Мы проболтали до утра. Я рассказывала о блокаде, она о Москве. Нейка меня обнимала, говорила, как она рада, что мы встретились… Утром иду в институт. Там страшный холод и мы, как я уже говорила, сделали перегородки из одеял. И вот из-за одеяла слышу: «Вы не знаете, где Томашевская? Где моя Томашевская?» Смотрю, Нейка. Она меня забрала из института и увела к себе.
Я поселилась у Нейки. Она сразу стала приобщать меня к своей жизни. Весь радиокомитет пасся в ее квартире. То с одним познакомит, то с другим. Как видно, было во мне что-то не то. Хотя я на два года ее старше, но в сравнении с ней я была совершеннейший ребенок. В какой-то момент ее гости обязательно меня спрашивали: «Как вы сюда попали?». Наиболее известным из Нейкиных приятелей был, конечно, Левитан. Это его имя она повторяла во время последних известий.
АЛ: Левитан, конечно, великий голос. Тоже своего рода классицизм. Столь же ярко выраженный, как архитектура Жолтовского. Так что в вашей жизни этого времени есть стилистическое единство.
ЗТ: Может, и так, но мне почему-то вспоминается домработница одной моей подруги, такая типичная московская няня. Она очень меня любила за то, что я «неприхЕтливая». Эта няня все удивлялась: «Ну что это он говорит?». А Левитан каждое свое выступление завершал фразой: «Слава героям, погибшим за независимость Родины». «Как это? – спрашивала она, – независимо от Родины?»
Левитана сейчас помнят, а вот Владимира Герцика почти забыли. А ведь самая важная роль принадлежит ему. В октябре 1941 года Кремль три дня был нараспашку. Никто не знал, где Сталин. Ждали немцев. По городу летал черный снег – в учреждениях и канцеляриях жгли документы. Радио молчало до тех пор, пока Герцик не взял все в свои руки. Начали передавать какие-то известия, выступали Обухова и Качалов. Все, разумеется, приободрились… Потом за чрезмерную самостоятельность Герцика отправили на фронт. Он и тут проявил необычайную активность. Придумал и организовал «фальшивое» радио, которое должно было передавать неверные сведения и путать немцев. Он мог записать канонаду в одном месте, а трансляцию устроить в другом.
АЛ: Такой Иван Сусанин… И все-же вернемся в гостеприимную и шумную квартиру вашей приятельницы… Какие сборища в доме Зоркой вам вспоминаются ярче всего?

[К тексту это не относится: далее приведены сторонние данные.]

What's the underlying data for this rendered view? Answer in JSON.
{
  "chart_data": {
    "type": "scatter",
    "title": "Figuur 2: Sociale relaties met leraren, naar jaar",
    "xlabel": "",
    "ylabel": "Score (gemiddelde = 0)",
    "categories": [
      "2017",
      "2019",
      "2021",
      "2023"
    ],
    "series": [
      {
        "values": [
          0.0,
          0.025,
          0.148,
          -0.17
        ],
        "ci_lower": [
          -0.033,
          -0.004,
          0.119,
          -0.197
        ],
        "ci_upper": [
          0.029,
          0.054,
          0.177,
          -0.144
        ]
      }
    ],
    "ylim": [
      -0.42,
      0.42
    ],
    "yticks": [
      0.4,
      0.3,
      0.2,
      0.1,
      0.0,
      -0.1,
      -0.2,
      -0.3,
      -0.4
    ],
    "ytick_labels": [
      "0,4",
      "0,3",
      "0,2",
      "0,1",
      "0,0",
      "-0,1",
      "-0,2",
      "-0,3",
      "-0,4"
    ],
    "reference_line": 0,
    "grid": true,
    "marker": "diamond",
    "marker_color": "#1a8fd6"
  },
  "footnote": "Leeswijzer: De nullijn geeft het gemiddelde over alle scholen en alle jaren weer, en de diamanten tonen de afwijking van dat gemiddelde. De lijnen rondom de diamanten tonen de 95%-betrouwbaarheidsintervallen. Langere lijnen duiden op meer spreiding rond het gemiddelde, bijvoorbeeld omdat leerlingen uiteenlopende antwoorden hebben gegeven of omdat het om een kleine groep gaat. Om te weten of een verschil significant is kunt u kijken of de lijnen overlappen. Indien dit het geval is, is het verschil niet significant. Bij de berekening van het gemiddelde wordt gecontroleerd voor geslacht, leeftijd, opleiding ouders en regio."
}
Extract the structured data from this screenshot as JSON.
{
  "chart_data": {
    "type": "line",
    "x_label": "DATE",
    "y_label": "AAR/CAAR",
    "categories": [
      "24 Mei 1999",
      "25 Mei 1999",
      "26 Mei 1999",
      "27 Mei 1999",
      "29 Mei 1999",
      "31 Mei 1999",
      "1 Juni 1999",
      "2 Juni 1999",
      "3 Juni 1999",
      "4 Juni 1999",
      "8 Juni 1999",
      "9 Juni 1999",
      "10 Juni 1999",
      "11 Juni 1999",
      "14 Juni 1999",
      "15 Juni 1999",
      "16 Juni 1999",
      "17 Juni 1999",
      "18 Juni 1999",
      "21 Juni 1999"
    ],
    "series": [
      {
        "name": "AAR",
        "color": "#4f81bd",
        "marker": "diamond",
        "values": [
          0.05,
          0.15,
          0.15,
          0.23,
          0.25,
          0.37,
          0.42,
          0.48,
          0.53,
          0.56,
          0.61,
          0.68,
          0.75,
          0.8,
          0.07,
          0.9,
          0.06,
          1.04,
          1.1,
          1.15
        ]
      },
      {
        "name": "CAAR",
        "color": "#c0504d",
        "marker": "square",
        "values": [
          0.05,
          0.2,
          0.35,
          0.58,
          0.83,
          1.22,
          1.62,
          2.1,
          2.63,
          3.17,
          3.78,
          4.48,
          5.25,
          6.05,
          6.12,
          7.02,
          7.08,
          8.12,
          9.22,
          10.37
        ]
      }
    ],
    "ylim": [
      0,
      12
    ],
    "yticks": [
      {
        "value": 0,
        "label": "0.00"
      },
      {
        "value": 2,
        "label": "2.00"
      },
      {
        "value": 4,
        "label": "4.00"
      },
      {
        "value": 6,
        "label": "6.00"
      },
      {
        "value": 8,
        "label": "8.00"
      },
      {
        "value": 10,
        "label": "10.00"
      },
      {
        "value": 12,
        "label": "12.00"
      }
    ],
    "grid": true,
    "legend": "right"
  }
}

ЗТ: В сорок втором году моему брату Коле исполнилось восемнадцать лет, и сразу после блокады его взяли в армию. Собрали новобранцев и спросили: кто знает языки? Брат ответил, что говорит по-французски. Так он оказался студентом Военного института иностранных языков, которым руководил итальянец, генерал Николай Николаевич Биязи.